Metro services initially ran partially, catering only to people from the field of essential services, but from May 10, it was suspended in view of the rising cases amid the second wave of the coronavirus pandemic.

But not everyone had a happy story to share. For Mumbai-based Anil Kumar, a make-up artist in film industry, it was perhaps his last metro trip in Delhi, as he on way to book a railway train ticket to Mumbai.

“Make-up artists like us have been badly hit by Covid and the lockdown it induced later, last year and this year too. Since January, I was staying with a relative in south Delhi, but now they have indicated that they want me out of their home. In the coronavirus pandemic, strangers have helped, but in many cases our own people have deserted,” he lamented as he exited the station.

Kumar, a native of Kangra in Himachal Pradesh, said, “I am not so much afraid of Covid anymore as much as of dying of hunger. I need to look for work now, so going to Bombay. Staying with my relatives is an agonising experience now”.

Rickshaw-pullers and autorickshaw drivers were also relieved that now they would get some passengers as the metro services have resumed.

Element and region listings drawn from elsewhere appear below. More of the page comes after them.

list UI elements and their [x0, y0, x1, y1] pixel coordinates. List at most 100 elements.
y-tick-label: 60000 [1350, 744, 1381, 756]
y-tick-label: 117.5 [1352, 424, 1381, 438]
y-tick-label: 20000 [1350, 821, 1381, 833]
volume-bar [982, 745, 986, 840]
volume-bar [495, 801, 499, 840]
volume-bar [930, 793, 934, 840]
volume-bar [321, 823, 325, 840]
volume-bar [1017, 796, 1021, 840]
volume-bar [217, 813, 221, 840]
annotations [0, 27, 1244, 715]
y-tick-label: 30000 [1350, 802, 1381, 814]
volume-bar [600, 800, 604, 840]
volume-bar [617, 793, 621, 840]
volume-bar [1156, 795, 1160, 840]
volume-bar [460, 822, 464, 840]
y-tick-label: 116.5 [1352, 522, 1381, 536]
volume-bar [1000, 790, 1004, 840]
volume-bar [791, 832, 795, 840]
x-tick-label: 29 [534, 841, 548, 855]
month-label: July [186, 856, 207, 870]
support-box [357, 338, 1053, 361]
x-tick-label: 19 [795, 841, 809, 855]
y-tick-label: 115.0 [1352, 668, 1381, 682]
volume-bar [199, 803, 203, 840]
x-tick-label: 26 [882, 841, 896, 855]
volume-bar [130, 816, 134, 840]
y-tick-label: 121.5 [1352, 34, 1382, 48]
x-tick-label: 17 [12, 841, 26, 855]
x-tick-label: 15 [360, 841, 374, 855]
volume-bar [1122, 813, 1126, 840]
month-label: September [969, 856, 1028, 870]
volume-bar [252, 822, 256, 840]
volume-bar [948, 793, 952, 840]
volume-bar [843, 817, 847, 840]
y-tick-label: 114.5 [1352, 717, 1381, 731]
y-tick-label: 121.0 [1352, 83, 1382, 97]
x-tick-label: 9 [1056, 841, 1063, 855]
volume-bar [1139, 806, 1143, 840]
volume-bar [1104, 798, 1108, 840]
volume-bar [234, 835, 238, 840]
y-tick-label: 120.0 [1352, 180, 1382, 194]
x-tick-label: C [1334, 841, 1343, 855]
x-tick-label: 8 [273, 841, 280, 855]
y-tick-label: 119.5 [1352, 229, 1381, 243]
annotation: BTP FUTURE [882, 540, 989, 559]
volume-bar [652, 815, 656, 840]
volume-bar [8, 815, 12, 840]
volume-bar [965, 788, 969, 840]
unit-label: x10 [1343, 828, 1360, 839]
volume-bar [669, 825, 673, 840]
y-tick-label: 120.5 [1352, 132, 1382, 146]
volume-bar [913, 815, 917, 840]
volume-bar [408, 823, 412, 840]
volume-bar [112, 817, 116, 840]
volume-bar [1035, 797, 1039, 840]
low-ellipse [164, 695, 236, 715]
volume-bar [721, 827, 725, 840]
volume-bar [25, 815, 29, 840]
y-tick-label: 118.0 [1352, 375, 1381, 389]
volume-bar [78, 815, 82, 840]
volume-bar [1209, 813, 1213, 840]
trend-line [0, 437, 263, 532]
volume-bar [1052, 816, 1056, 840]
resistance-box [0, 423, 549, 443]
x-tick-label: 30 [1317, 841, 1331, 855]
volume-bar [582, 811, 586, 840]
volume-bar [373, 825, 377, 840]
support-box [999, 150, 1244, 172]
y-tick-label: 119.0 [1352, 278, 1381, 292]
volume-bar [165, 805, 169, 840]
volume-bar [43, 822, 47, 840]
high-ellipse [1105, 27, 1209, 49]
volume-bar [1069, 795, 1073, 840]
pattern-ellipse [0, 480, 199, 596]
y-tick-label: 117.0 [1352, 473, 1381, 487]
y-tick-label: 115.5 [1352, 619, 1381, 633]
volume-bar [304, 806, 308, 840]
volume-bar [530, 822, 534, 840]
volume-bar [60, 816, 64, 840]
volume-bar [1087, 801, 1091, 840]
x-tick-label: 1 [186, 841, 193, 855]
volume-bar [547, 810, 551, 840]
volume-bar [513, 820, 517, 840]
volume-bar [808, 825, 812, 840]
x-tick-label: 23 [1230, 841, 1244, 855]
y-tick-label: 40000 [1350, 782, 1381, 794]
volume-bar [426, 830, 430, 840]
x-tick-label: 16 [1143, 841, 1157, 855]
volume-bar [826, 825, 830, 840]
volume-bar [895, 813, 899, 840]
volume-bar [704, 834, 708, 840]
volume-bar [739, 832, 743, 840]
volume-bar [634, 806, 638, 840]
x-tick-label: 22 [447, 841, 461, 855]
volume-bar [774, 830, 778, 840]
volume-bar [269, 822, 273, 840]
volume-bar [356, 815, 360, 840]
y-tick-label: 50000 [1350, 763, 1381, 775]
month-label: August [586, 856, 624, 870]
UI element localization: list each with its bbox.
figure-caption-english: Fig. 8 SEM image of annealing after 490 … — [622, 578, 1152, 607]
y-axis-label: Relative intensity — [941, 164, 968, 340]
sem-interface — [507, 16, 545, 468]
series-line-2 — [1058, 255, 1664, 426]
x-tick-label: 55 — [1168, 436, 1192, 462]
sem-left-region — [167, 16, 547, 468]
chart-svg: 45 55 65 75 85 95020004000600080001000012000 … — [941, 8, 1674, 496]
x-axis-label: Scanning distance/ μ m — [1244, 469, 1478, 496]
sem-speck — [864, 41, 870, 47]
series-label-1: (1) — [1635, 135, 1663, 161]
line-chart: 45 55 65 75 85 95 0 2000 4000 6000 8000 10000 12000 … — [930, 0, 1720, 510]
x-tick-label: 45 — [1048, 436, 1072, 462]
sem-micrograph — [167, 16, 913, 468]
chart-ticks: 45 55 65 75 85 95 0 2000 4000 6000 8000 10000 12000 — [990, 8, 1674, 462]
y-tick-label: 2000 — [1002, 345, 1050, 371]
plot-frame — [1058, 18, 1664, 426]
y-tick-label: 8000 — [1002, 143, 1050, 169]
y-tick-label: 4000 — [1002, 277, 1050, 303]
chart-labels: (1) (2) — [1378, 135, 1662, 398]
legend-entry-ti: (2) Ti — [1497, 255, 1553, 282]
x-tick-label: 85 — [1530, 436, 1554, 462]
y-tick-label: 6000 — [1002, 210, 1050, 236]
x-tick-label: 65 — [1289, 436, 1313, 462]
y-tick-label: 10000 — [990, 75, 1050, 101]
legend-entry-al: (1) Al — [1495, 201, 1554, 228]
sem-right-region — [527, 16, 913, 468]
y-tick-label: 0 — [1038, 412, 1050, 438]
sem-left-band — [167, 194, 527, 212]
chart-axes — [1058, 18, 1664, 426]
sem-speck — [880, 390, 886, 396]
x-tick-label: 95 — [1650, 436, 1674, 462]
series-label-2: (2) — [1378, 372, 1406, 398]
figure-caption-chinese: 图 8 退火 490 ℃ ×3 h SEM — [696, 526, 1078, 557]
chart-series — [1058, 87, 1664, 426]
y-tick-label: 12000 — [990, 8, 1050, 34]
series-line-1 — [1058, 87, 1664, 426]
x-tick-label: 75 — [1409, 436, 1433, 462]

DMRC sanitation staff, Vikram Chauhan, 26, who was seen cleaning the escalator in the morning, said, “It is good to see people back in metro”.

“I have worked in lockdown too and for us, special services uses to run morning and evening in a day. But, to see passengers return makes us also feel that things are slowly returning to normal,” he said.

Chauhan, who has three little daughters, the third one barely six months, hails from Bhagalpur district in Bihar, and his family is currently staying there.

“They are safe as of now. But yes, I fear for their safety as much I fear for mine in Delhi. I live in a metro, they live in a village, but the coronavirus has spread deeper this time. Thankfully, I got myself tested and report came negative,” he said.